All three of Kipnis' hits in the Championship Game last night went for extra bases. He smashed a double, a triple and a majestic home run to left-center field that just kept traveling off the bat.
Clippers lefthander David Huff allowed all six of Tacoma's runs in his six innings of work. He struck out six, walked two and allowed the monstrous third-inning, two-run homer to right fielder David Winfree that momentarily breathed life into the Rainiers. Columbus relievers Zach Putnam, Josh Judy and Vinnie Pestano contributed three scoreless innings to close out the win.
Led by Triple-A rookie manager Mike Sarbaugh, Columbus scored 59 runs (7.48 per game) during the IL playoffs. They ran up individual tallies of 11, 18 and 13 runs scored—and that's not even counting the 12-run outburst in Oklahoma City.
"The key in the playoffs is to get hot at the right time," Sarbaugh told The Columbus Dispatch following last night's win. "The first two series in the International League it was mainly about our starting pitching. But our bats really came alive that last game in Scranton and just continued."
Columbus pitchers allowed just 24 runs (2.94 per nine innings) during the IL playoffs, leaving little doubt as to the identity of the IL's finest team.
But Columbus' supremacy nearly did not come to pass. Sarbaugh managed Akron to the top of the Double-A Eastern League in ’09, and he had Columbus pointed in a similar direction this season.

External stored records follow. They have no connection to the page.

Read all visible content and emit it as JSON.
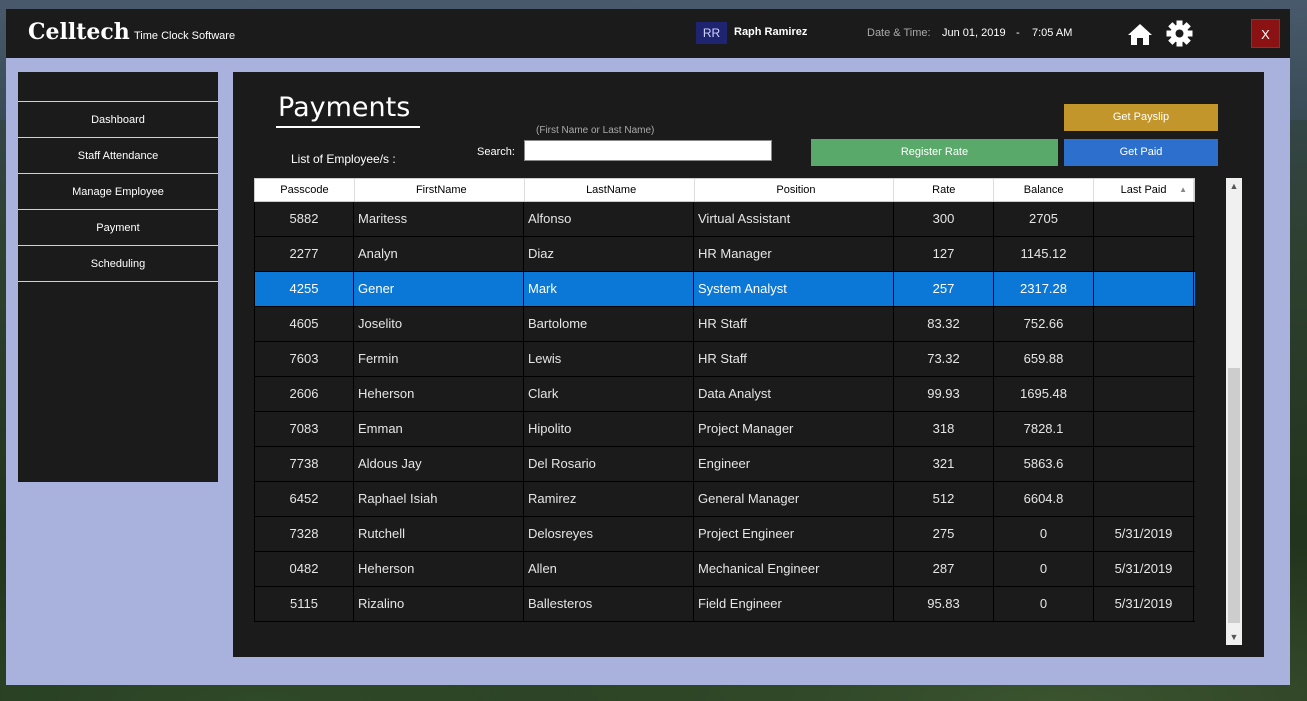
{
  "app": {
    "brand": "Celltech",
    "subtitle": "Time Clock Software",
    "user_initials": "RR",
    "user_name": "Raph Ramirez",
    "datetime_label": "Date & Time:",
    "date": "Jun 01, 2019",
    "datetime_sep": "-",
    "time": "7:05 AM",
    "close_label": "X"
  },
  "sidebar": {
    "items": [
      {
        "label": "Dashboard"
      },
      {
        "label": "Staff Attendance"
      },
      {
        "label": "Manage Employee"
      },
      {
        "label": "Payment"
      },
      {
        "label": "Scheduling"
      }
    ]
  },
  "main": {
    "title": "Payments",
    "list_label": "List of Employee/s :",
    "search_hint": "(First Name or Last Name)",
    "search_label": "Search:",
    "search_value": "",
    "buttons": {
      "payslip": "Get Payslip",
      "register": "Register Rate",
      "paid": "Get Paid"
    }
  },
  "table": {
    "columns": [
      "Passcode",
      "FirstName",
      "LastName",
      "Position",
      "Rate",
      "Balance",
      "Last Paid"
    ],
    "rows": [
      [
        "5882",
        "Maritess",
        "Alfonso",
        "Virtual Assistant",
        "300",
        "2705",
        ""
      ],
      [
        "2277",
        "Analyn",
        "Diaz",
        "HR Manager",
        "127",
        "1145.12",
        ""
      ],
      [
        "4255",
        "Gener",
        "Mark",
        "System Analyst",
        "257",
        "2317.28",
        ""
      ],
      [
        "4605",
        "Joselito",
        "Bartolome",
        "HR Staff",
        "83.32",
        "752.66",
        ""
      ],
      [
        "7603",
        "Fermin",
        "Lewis",
        "HR Staff",
        "73.32",
        "659.88",
        ""
      ],
      [
        "2606",
        "Heherson",
        "Clark",
        "Data Analyst",
        "99.93",
        "1695.48",
        ""
      ],
      [
        "7083",
        "Emman",
        "Hipolito",
        "Project Manager",
        "318",
        "7828.1",
        ""
      ],
      [
        "7738",
        "Aldous Jay",
        "Del Rosario",
        "Engineer",
        "321",
        "5863.6",
        ""
      ],
      [
        "6452",
        "Raphael Isiah",
        "Ramirez",
        "General Manager",
        "512",
        "6604.8",
        ""
      ],
      [
        "7328",
        "Rutchell",
        "Delosreyes",
        "Project Engineer",
        "275",
        "0",
        "5/31/2019"
      ],
      [
        "0482",
        "Heherson",
        "Allen",
        "Mechanical Engineer",
        "287",
        "0",
        "5/31/2019"
      ],
      [
        "5115",
        "Rizalino",
        "Ballesteros",
        "Field Engineer",
        "95.83",
        "0",
        "5/31/2019"
      ]
    ],
    "selected_index": 2
  },
  "colors": {
    "titlebar": "#1b1b1b",
    "app_bg": "#a9b2dd",
    "selected_row": "#0b78d7",
    "payslip": "#c2962a",
    "register": "#59a96a",
    "paid": "#2d6fcc",
    "close": "#8b1212"
  },
  "icons": {
    "home": "home-icon",
    "settings": "gear-icon",
    "sort": "sort-ascending-icon"
  }
}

The Clippers went 56-36 in the first half and seemed poised for great things.
But that's when the Indians came calling, promoting Columbus lineup fixtures like Carlos Santana, Michael Brantley, Jason Donald, Luis Valbuena and Jordan Brown to the big leagues. Starting pitching stalwarts like Carlos Carrasco, Jeanmar Gomez and Josh Tomlin also were gone before the playoffs started.
Even as the Clippers patched cracks with reinforcements from Double-A like Phelps, Rodriguez, righthander Paolo Espino and third baseman Jared Goedert, the rival Louisville Bats began to fire on all cylinders.
Louisville roared back into the Western Division race by winning 24 of its first 27 games after the all-star break and going 35-16 in the second half. The Bats supplanted the Clippers at the top of the division, winning the West for the third straight year and relegating Columbus to a wild card entrant.